Letter from Alfred E. Stearns to C.Y. Sun, Tientsin May 21, 1929


My dear Mr. Sun:

I have read with keen interest your letter of April 23, received this morning.

We have all felt most anxious for you here as we have heard from time to time of your ill health, but have dared hope, and thought that I was justified in believing, that in recent weeks you had been recovering steadily your old-time strength and vigor. I do trust that I am not mistaken in believing that this is so. You have my own and the best wishes of your other good American friends for such a happy outcome.

While it may be wise for Charlie to complete some more advanced study in this country, I am perfectly sure that in the boy’s present frame of mind it would be most unfortunate if he were not allowed to have at least two or three months at home after the close of his college course this June. The boy has worked hard and most conscientiously and has seemed to me, as I have had occasion to meet him, definitely fagged. I do not believe that he can get the needed freshening up in any other way than in carrying out his cherished hope of returning to China for the coming summer. Further, I am confident that he can plan much more wisely for the future after talking over his problems with you in person, for I do not think that at present he has a clear idea as to just what he should study if he were to continue his higher work at once. I hope very much, therefore, that you will give your full sanction to the trip home, for I am confident that Charlie himself would never feel really happy about it unless you did. He is too conscientious for that.
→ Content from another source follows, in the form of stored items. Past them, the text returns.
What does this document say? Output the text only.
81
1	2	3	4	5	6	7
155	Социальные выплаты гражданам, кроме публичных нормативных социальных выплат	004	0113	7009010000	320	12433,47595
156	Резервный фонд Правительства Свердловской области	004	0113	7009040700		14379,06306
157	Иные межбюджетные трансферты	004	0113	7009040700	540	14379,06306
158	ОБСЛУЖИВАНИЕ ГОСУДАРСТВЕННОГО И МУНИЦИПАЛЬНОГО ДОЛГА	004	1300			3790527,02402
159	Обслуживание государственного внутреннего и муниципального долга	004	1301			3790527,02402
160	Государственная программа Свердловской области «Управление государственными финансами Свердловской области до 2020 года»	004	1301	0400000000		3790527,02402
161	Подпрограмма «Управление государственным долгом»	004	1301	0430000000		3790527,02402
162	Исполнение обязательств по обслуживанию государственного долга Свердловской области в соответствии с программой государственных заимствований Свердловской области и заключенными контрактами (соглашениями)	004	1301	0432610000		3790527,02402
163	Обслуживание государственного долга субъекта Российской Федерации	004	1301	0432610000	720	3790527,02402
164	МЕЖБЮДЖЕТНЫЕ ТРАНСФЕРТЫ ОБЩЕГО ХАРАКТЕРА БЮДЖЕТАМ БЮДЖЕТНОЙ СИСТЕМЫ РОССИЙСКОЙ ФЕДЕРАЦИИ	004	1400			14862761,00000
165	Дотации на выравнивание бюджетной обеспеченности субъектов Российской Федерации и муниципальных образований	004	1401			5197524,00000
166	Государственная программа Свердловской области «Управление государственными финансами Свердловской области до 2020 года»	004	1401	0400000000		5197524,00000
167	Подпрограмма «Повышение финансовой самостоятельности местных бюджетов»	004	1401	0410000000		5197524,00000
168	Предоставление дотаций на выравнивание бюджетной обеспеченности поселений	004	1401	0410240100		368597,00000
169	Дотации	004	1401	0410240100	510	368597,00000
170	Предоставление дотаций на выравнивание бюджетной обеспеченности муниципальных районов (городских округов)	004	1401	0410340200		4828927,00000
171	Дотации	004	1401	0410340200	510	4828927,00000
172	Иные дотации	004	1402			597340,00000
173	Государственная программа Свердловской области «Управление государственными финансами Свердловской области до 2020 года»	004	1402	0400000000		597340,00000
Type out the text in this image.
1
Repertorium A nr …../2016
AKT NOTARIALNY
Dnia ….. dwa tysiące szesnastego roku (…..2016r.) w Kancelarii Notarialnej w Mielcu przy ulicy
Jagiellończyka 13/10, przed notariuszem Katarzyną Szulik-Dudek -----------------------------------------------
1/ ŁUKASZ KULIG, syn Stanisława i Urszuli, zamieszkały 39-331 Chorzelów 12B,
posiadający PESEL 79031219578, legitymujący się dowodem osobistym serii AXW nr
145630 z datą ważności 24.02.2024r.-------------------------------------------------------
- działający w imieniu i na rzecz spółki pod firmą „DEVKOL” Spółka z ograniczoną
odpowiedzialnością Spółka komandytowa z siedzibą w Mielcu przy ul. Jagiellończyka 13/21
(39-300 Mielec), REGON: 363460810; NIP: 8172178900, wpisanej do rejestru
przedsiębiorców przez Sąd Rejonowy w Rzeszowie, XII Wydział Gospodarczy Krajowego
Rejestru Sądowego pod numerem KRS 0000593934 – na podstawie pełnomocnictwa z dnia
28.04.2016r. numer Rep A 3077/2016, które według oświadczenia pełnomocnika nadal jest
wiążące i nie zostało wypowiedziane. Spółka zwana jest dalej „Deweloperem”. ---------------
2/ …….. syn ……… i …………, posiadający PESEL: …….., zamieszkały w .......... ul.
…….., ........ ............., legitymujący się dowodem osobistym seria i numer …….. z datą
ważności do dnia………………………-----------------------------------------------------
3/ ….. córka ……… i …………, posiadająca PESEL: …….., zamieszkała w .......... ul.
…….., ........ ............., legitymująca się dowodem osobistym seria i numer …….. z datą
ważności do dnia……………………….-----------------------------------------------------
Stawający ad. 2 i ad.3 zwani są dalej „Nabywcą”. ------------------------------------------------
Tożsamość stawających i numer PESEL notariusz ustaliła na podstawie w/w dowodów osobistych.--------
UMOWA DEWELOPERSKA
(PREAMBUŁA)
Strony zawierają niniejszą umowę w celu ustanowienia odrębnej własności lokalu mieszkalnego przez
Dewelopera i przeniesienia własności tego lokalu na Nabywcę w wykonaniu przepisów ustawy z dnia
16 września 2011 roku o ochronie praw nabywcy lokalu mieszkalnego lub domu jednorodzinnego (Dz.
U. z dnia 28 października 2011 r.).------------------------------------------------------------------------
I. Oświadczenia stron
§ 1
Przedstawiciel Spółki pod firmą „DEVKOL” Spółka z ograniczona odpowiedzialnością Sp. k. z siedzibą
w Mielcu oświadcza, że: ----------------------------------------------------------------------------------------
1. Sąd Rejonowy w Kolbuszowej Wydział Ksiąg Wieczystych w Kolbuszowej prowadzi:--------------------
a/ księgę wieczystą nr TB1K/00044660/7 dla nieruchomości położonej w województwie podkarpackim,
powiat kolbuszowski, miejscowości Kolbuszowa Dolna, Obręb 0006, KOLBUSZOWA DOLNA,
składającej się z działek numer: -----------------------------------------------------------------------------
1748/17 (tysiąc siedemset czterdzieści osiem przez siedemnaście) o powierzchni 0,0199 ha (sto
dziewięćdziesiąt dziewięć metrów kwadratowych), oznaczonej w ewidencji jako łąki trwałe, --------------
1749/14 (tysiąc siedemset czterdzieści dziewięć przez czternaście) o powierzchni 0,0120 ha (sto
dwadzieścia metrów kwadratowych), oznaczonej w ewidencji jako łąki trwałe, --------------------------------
As for Mary, I am growing increasingly optimistic, as I have already written you. Naturally I have read with keen interest the copy of the letter which one of her patients wrote you, and it does not surprise me at all. As you know, Miss Clemons, who [illegible] Mary for several years at closest range in my home, always maintained that Mary had a natural gift for nursing and that she would be successful in that line if she ever attempted it. Where Mary has failed thus far has been in her unwillingness or inability to handle satisfactorily the studies demanded at the Nurses Training School and which naturally, have required real intellectual effort, for nursing today is a real profession and those who practice it are required to do some hard studying, in the sciences, especially, in order to fit themselves for their tasks. I don't think that Mary has ever fully realized the importance of this ground work, though she has always taken hold with enthusiasm and efficiency of the practical side of nursing. What has given me special ground for increasing optimism has been the latest reports which seem to indicate that in her studies Mary has shown some definite improvement in recent months.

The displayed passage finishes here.